Marcos Cintra
Pune-se os honestos, enquanto a evasão é a vilã
O Brasil, mais uma vez, se vê em um labirinto fiscal, onde a busca por receitas parece se concentrar nos mesmos bolsos de sempre. Com a carga tributária alcançando 32,32% do PIB em 2024 o nível mais alto da década a sensação é de que o governo aperta ainda mais o cinto dos contribuintes já sufocados, enquanto a evasão continua a ser a verdadeira sangria fiscal. É como tentar esvaziar um balde furado tapando as goteiras, sem consertar o fundo.
As medidas recentes evidenciam essa miopia: retributação de combustíveis, novos impostos sobre fundos exclusivos e lucros offshore, corte de benefícios a 17 setores, tributação de compras internacionais e apostas on-line, além de restrições à compensação de créditos tributários. Individualmente, essas ações podem parecer justificáveis; somadas, compõem um mosaico que penaliza justamente os “bons contribuintes”: empresas formalizadas, consumidores regulares e cidadãos que operam dentro da lei, que são mais fáceis de se alcançar pelo fisco.
A crítica central é inegável: insiste-se em extrair mais de quem já cumpre suas obrigações, em vez de atacar a raiz do problema. A verdadeira questão fiscal brasileira não é falta de impostos, mas a imensa “brecha tributária” um abismo entre o que deveria ser arrecadado e o que de fato é pago que é alimentada por evasão, fraude, sonegação e pela vasta economia informal. Ao focar nos contribuintes honestos, o Estado desestimula a formalização e perpetua um ciclo vicioso de injustiça e ineficiência.
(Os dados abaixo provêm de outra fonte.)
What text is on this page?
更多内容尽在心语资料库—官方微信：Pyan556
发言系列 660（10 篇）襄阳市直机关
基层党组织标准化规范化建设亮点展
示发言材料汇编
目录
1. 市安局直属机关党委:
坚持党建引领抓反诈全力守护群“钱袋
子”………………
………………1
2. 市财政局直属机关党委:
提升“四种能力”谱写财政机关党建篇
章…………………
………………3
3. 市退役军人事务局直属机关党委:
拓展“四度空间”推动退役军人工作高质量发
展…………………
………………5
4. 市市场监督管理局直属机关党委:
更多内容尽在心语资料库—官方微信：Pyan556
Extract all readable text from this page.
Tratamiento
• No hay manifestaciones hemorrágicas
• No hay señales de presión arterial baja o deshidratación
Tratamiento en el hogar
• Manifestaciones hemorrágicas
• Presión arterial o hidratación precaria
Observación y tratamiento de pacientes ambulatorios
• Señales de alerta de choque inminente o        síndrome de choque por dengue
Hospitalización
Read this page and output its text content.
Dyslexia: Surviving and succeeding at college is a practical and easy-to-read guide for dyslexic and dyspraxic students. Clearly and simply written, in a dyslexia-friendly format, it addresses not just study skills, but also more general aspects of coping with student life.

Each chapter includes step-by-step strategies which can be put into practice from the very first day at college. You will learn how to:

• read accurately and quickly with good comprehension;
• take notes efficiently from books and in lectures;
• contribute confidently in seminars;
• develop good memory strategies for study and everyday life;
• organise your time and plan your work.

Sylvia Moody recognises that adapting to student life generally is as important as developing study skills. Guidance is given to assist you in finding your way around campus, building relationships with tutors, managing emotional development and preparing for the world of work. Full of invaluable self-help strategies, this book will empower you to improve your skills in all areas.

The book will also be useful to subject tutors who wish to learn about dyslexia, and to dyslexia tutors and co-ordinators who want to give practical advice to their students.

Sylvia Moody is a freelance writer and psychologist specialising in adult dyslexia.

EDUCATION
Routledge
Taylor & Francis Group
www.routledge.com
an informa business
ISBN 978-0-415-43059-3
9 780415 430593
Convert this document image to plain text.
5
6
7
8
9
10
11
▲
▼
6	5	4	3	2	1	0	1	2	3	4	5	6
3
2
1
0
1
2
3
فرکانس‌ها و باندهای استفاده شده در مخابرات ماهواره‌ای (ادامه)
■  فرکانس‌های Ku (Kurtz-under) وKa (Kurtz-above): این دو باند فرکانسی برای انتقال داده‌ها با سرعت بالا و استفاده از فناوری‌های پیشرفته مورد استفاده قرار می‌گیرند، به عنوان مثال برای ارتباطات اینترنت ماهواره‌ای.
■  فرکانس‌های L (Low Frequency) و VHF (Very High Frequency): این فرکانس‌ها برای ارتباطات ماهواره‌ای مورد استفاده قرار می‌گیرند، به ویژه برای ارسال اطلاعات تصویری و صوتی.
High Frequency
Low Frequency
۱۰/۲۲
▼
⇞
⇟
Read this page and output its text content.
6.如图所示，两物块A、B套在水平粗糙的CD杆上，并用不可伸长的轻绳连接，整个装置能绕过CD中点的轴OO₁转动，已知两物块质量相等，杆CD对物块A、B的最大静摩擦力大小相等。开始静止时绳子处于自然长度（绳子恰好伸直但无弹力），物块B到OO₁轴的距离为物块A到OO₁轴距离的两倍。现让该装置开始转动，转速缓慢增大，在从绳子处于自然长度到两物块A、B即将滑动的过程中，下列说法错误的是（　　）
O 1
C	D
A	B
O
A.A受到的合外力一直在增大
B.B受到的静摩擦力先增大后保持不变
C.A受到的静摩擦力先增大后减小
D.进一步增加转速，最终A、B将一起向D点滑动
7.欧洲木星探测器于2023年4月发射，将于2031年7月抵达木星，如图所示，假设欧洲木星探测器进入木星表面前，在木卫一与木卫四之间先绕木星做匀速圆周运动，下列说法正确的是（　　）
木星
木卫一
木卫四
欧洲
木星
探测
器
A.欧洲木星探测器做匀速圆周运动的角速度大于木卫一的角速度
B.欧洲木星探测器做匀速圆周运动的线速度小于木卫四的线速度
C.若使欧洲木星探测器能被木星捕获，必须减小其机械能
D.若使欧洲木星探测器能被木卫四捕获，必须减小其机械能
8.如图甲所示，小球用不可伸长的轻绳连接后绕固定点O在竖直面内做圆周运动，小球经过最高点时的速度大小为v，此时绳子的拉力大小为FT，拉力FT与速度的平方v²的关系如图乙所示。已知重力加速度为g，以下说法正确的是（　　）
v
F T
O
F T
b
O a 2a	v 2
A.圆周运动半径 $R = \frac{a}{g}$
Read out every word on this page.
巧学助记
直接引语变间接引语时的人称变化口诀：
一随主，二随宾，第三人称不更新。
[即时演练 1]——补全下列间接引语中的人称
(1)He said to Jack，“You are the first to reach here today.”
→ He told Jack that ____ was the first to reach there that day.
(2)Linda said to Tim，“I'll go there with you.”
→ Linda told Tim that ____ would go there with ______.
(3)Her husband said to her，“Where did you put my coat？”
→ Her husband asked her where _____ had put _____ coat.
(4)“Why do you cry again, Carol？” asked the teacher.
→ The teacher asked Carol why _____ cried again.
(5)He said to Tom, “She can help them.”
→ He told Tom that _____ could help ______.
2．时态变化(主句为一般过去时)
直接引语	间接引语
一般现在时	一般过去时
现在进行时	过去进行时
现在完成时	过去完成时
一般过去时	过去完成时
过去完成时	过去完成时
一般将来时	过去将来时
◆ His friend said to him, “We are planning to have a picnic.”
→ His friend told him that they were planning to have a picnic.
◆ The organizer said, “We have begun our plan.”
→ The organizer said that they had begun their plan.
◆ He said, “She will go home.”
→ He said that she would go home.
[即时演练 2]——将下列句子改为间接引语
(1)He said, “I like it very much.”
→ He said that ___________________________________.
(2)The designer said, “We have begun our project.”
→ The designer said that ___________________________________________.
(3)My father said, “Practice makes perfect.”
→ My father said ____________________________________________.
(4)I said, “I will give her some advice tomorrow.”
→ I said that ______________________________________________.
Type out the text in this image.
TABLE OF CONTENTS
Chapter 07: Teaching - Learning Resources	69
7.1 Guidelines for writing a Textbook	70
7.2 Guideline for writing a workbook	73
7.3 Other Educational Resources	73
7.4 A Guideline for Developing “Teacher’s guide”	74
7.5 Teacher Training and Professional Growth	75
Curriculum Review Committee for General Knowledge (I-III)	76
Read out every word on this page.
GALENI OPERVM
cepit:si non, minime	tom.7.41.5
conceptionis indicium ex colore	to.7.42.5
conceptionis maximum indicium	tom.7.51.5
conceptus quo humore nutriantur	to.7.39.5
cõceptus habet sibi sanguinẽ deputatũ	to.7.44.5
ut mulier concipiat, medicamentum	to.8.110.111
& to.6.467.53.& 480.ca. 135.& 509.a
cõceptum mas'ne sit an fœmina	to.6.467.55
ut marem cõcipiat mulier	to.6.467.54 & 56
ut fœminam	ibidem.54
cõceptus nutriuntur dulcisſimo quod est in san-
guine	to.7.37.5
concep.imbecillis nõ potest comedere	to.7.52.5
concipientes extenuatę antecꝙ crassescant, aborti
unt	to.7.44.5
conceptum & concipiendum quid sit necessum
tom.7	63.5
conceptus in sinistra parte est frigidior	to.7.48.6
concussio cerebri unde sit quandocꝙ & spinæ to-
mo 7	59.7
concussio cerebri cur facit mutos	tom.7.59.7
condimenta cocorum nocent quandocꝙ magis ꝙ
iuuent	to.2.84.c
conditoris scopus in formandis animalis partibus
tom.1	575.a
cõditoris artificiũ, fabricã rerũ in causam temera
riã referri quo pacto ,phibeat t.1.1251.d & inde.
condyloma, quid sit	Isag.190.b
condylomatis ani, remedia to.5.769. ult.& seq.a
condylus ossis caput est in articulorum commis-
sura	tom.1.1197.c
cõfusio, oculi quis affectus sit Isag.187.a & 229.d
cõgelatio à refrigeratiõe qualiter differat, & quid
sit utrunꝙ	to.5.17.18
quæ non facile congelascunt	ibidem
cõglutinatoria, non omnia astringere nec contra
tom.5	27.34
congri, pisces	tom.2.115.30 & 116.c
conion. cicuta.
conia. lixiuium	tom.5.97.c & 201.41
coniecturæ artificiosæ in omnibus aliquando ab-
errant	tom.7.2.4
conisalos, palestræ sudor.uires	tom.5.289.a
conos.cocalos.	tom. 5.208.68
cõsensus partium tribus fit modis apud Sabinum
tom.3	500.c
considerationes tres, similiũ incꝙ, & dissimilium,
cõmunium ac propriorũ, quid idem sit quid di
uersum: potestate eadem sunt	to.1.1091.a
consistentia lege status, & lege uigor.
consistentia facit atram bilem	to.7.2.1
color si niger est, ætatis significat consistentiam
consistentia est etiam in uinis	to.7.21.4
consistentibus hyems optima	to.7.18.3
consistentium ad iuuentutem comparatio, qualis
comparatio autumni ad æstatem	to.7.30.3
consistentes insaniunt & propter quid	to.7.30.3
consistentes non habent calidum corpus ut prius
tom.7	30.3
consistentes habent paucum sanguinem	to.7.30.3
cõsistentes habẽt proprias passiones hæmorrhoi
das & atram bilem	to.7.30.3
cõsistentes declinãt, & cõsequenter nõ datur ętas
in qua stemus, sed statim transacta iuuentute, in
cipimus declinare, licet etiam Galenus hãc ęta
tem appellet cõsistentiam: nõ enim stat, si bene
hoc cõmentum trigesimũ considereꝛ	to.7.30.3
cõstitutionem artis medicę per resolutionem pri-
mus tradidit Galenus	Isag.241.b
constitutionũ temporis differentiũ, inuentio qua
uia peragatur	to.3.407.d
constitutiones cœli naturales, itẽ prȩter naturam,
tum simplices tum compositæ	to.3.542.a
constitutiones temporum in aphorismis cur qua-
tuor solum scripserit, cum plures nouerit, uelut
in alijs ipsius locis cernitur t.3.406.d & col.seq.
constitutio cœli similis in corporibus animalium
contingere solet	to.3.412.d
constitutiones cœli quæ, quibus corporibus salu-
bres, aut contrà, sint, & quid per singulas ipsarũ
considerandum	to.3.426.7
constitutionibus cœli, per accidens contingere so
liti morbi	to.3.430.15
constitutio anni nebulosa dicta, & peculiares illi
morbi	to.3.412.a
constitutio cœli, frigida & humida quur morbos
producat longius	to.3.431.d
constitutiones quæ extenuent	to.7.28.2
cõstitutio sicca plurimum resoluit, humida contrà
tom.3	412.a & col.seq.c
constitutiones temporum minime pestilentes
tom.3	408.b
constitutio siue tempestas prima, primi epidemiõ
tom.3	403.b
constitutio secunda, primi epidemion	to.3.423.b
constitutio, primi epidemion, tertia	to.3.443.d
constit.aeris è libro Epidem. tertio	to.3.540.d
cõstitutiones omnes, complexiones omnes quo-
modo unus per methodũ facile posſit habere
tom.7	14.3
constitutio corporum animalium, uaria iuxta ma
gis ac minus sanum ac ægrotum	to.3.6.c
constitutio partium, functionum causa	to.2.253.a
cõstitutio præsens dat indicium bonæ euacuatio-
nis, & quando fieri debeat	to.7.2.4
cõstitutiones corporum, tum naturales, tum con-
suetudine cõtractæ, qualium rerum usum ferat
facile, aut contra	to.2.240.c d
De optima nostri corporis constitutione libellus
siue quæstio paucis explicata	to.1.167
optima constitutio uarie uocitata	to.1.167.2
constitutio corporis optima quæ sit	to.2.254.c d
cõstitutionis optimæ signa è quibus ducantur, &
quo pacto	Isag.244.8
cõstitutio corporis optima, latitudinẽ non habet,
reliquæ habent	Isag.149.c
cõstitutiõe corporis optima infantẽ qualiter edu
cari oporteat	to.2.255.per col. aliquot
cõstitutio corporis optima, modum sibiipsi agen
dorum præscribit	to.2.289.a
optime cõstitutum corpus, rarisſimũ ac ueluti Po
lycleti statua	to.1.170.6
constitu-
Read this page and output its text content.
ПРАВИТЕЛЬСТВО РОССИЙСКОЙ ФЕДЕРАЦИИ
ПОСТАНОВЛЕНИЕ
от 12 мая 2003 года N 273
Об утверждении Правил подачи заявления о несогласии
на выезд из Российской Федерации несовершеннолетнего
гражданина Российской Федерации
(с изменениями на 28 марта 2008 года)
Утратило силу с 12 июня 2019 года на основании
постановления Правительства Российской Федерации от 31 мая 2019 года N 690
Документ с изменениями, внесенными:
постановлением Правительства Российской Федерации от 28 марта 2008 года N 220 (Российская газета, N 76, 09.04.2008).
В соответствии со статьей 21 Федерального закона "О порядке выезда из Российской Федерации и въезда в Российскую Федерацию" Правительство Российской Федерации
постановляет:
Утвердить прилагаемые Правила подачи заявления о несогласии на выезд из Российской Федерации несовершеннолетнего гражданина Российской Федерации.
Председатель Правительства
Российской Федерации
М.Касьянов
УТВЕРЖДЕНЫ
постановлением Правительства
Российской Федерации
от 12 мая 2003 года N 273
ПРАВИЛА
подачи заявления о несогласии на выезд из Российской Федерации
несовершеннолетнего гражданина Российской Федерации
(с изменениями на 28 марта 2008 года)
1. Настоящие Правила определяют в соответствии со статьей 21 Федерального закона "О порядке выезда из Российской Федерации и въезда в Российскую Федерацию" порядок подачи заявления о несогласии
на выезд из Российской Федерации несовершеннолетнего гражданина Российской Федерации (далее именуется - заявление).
Mas existe uma alternativa. O paradigma de “compliance by design” propõe um sistema que, por sua própria arquitetura, previne a evasão de forma natural e induz à conformidade espontânea. Em vez de perseguir o sonegador após o fato, cria-se um ambiente em que sonegar se torna extremamente difícil ou inviável. E o Brasil já possui a infraestrutura para isso.
A chave reside na criação de um Imposto sobre Transações Financeiras Digitais (ITFD). Com o Pix, o País se tornou líder global em pagamentos digitais instantâneos, alcançando milhões de pessoas e empresas. Essa capilaridade oferece a chance única de rastrear transações de forma eficiente e transparente. Um ITFD bem desenhado, com alíquotas mínimas e foco na movimentação financeira, poderia reduzir a evasão e ampliar a base tributária sem penalizar ainda mais quem já paga. Cada transação digital contribuiria minimamente, mas de forma universal. E a informalidade perderia sua maior força: a invisibilidade.
No entanto, a direção atual parece ir na contramão. O PLP 182/2025 é exemplo disso ao propor aumento de 10% nos percentuais de tributação do Lucro Presumido e tratar regimes simplificados como “benefícios” a serem cortados. Essa lógica ignora que tais regimes estimulam a formalização de pequenas e médias empresas espinha dorsal da economia. Ao restringi-los, corre-se o risco de empurrar negócios para a informalidade, criando um efeito bumerangue que reduz arrecadação e capacidade produtiva.
Em suma, a estratégia atual é “estrategicamente míope”. Insiste em extrair mais de um grupo cada vez menor de contribuintes honestos em vez de enfrentar o desafio sistêmico da evasão. Essa é uma abordagem injusta e insustentável a longo prazo, que desestimula o empreendedorismo, a inovação e a confiança no Estado.
É hora de virar a página. O Brasil precisa de uma reforma tributária inteligente, moderna e justa, que use tecnologia a seu favor, incentive a formalização e combata a evasão com a mesma veemência com que cobra dos bons contribuintes. Somente assim teremos um sistema que sirva ao desenvolvimento do país, e não apenas a uma fúria arrecadatória que pune os honestos enquanto a evasão segue impune.
Marcos Cintra é doutor em economia por Harvard, professor titular e vice-presidente da Fundação Getúlio Vargas. Foi secretário especial da Receita Federal do Brasil do Ministério da Economia; presidente da Finep; secretário municipal em São Paulo e São Bernardo do Campo; e subsecretário de Ciência, Tecnologia e Inovação do Estado de São Paulo. Foi Vereador e deputado federal.